From: | Chip Salzenberg <chip(at)perlsupport(dot)com> |
---|---|
To: | John Hasler <john(at)dhh(dot)gt(dot)org> |
Cc: | debian-legal(at)lists(dot)debian(dot)org, spi-general(at)lists(dot)debian(dot)org |
Subject: | APSL 1.1 |
Date: | 1999-04-20 14:10:50 |
Message-ID: | 19990420101050.C18688@perlsupport.com |
Views: | Raw Message | Whole Thread | Download mbox |
Thread: | |
Lists: | spi-general |
According to John Hasler:
> This is improved, but it still allows revocation on the basis of a
> mere allegation of infringement. I could send a letter to Apple
> claiming that the Original Code infringes the copyright on the term
> paper I wrote for Anthro 101 in 1967 and it would be grounds for a
> suspension. It also still requires that every user continuously
> monitor a Web page.
Given the way patent law works, could it not be argued that the lack
of a similar phrase in the GPL is actually a defect in the GPL? If
Apple doesn't have *some* way to discontinue (alleged) infringement,
it can't protect itself against aggressive deep-pockets attacks.
Note also that the license is only *suspended*, and the APSL takes
explicit notice of your right to carry on as *you* see fit, even if
Apple takes a cautious path on a given disagreement.

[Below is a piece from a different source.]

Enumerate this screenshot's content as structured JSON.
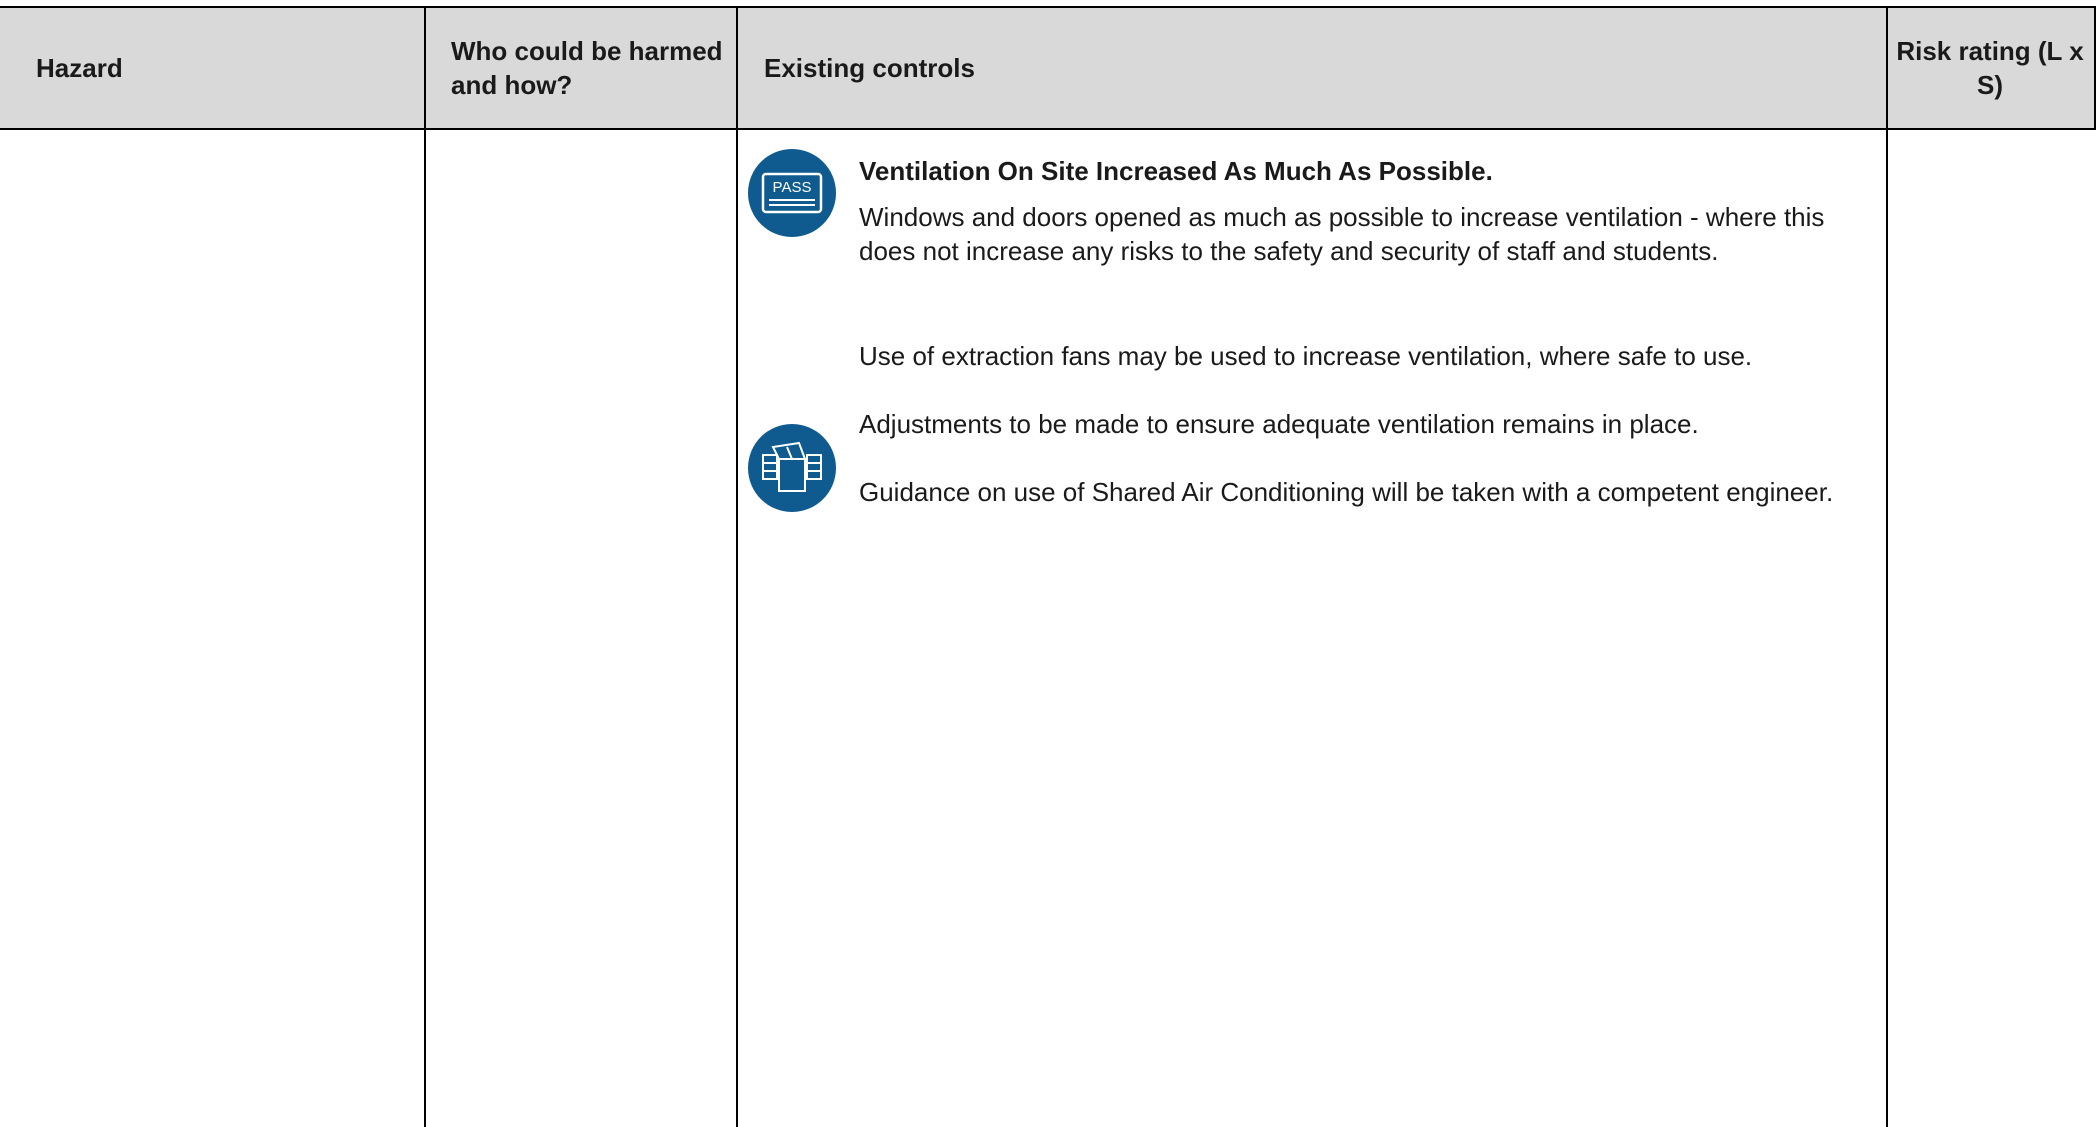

> I find it hard to understand why Apple believes that it could have any
> liability for my use of gratis software that I pulled off a Web site.
Are you a lawyer?
I trust that Apple's lawyers aren't shadowboxing. They know how
unpopular the termination clause was, but they apparently felt that
they couldn't just remove it. And they showed they were willing to
remove unpopular clauses when possible: the export clause is gone.
--
Chip Salzenberg - a.k.a. - <chip(at)perlsupport(dot)com>
"When do you work?" "Whenever I'm not busy."